Look up! We’ve got 11 new clouds in our skies
ALTHOUGH clouds are an essential part of Britain’s weather – not to mention many of our conversations, most of us don’t have the foggiest about them.
But it turns out that there are actually more varieties than had been thought.
Thanks partly to the efforts of amateur meteorologists, 11 new types will be recognised officially today.
The British Met Office and World Meteorological Organization said it had made the decision after exhaustive research – with many pictures sent in by cloudspotters around the world.
The organisations said they were confident the clouds were regularly occurring weather patterns and not merely one-offs.
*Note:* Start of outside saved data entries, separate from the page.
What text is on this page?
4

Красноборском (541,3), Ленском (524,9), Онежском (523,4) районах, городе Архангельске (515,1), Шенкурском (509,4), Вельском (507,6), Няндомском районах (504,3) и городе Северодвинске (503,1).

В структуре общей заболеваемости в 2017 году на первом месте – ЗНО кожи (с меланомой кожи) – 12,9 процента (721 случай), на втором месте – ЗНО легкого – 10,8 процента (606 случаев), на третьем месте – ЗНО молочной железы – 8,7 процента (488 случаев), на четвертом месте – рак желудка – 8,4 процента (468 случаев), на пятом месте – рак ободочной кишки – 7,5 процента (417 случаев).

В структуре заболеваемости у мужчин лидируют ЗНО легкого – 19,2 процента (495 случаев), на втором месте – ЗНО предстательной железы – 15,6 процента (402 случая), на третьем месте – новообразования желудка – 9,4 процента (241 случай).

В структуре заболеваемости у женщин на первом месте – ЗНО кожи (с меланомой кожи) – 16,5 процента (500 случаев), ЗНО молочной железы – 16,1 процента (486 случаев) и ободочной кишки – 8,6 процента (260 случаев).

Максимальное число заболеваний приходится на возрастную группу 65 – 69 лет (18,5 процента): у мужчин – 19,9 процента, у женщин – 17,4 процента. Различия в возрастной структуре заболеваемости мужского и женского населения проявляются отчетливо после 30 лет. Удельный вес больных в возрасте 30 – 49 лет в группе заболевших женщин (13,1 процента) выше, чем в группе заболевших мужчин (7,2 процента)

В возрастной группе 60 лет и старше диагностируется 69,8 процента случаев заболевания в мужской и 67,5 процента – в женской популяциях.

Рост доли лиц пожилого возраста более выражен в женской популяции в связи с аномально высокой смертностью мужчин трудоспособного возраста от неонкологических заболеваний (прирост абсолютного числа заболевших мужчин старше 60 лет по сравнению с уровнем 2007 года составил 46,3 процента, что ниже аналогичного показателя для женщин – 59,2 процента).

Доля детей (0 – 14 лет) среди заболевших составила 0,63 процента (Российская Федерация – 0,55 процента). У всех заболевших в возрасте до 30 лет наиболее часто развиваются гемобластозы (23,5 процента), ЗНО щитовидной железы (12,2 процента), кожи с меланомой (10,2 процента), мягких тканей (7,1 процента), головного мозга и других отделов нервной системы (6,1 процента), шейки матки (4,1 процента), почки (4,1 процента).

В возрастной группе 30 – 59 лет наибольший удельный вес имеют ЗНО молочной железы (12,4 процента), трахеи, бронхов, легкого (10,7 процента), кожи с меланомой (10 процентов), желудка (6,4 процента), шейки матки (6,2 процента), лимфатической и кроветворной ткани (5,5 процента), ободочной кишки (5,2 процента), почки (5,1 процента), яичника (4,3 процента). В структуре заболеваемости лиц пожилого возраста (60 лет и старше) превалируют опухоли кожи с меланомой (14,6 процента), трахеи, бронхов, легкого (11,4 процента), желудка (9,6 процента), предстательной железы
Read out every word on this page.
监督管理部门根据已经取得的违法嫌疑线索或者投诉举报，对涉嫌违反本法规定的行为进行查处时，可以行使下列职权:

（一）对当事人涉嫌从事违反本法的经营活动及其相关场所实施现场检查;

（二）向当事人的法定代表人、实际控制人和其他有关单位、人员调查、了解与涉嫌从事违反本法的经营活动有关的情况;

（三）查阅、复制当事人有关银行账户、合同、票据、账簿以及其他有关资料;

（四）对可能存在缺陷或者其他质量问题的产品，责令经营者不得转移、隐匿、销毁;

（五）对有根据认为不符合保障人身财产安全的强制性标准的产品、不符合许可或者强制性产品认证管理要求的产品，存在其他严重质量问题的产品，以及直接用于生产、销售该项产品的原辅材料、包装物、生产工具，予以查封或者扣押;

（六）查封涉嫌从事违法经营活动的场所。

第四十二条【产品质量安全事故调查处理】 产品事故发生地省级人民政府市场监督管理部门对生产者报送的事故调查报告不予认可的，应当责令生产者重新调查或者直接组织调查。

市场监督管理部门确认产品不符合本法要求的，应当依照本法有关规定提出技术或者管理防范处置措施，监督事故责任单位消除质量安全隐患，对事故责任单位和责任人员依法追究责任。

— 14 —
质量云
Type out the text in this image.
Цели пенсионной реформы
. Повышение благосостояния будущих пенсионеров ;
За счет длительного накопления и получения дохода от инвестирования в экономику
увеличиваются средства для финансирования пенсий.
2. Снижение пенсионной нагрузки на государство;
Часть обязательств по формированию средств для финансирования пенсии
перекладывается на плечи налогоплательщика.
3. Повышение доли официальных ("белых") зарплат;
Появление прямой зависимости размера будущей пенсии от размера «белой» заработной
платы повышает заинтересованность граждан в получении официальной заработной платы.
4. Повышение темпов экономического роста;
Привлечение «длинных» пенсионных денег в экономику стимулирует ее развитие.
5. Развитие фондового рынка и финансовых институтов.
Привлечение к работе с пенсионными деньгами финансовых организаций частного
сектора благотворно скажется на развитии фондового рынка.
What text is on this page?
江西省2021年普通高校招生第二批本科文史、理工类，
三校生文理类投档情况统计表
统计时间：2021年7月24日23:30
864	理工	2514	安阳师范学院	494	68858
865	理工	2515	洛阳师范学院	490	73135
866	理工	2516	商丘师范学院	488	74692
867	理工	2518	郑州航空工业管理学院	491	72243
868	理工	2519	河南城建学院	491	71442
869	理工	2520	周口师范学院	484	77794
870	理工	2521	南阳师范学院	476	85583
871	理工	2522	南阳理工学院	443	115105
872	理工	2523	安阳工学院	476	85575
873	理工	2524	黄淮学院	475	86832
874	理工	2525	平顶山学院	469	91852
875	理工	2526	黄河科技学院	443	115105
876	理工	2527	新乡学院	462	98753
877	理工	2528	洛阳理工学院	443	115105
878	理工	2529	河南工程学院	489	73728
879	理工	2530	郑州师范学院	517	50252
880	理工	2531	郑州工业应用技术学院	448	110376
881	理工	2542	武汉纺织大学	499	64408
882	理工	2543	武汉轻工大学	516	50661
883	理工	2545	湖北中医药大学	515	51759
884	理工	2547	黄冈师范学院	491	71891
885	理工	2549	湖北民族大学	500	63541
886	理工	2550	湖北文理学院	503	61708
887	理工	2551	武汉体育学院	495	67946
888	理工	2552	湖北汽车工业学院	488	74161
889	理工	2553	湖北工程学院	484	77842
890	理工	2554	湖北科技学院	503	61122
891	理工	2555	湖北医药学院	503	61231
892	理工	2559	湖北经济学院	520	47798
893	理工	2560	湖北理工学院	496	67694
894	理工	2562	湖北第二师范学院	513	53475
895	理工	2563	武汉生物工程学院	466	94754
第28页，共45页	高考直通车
One of them is a completely new species of cloud called volutus, which is described in the official Cloud Atlas as ‘long, typically low, horizontal, detached, tube- shaped cloud mass’ that often ‘rolls slowly about’.
Volutus brings the number of official cloud species to 15 – the first significant change to cloud classification since the Seventies. In what may prove controversial, the Cloud Atlas now claims that contrails – or condensation trails – left by aeroplanes can be classified as a cloud, with those that last more than ten minutes called cirrus homogenitus.
Another new cloud on the block is flammagenitus, which forms above forest fires. Also gaining recognition is the ‘ cloud feature’ asperitas – bumpy, wavelike structures beneath different types of cloud.
Its inclusion is a feather in the cap of amateur cloudwatcher Gavin PretorPinney, the British author of the Cloudspotter’s Guide, who has championed its inclusion.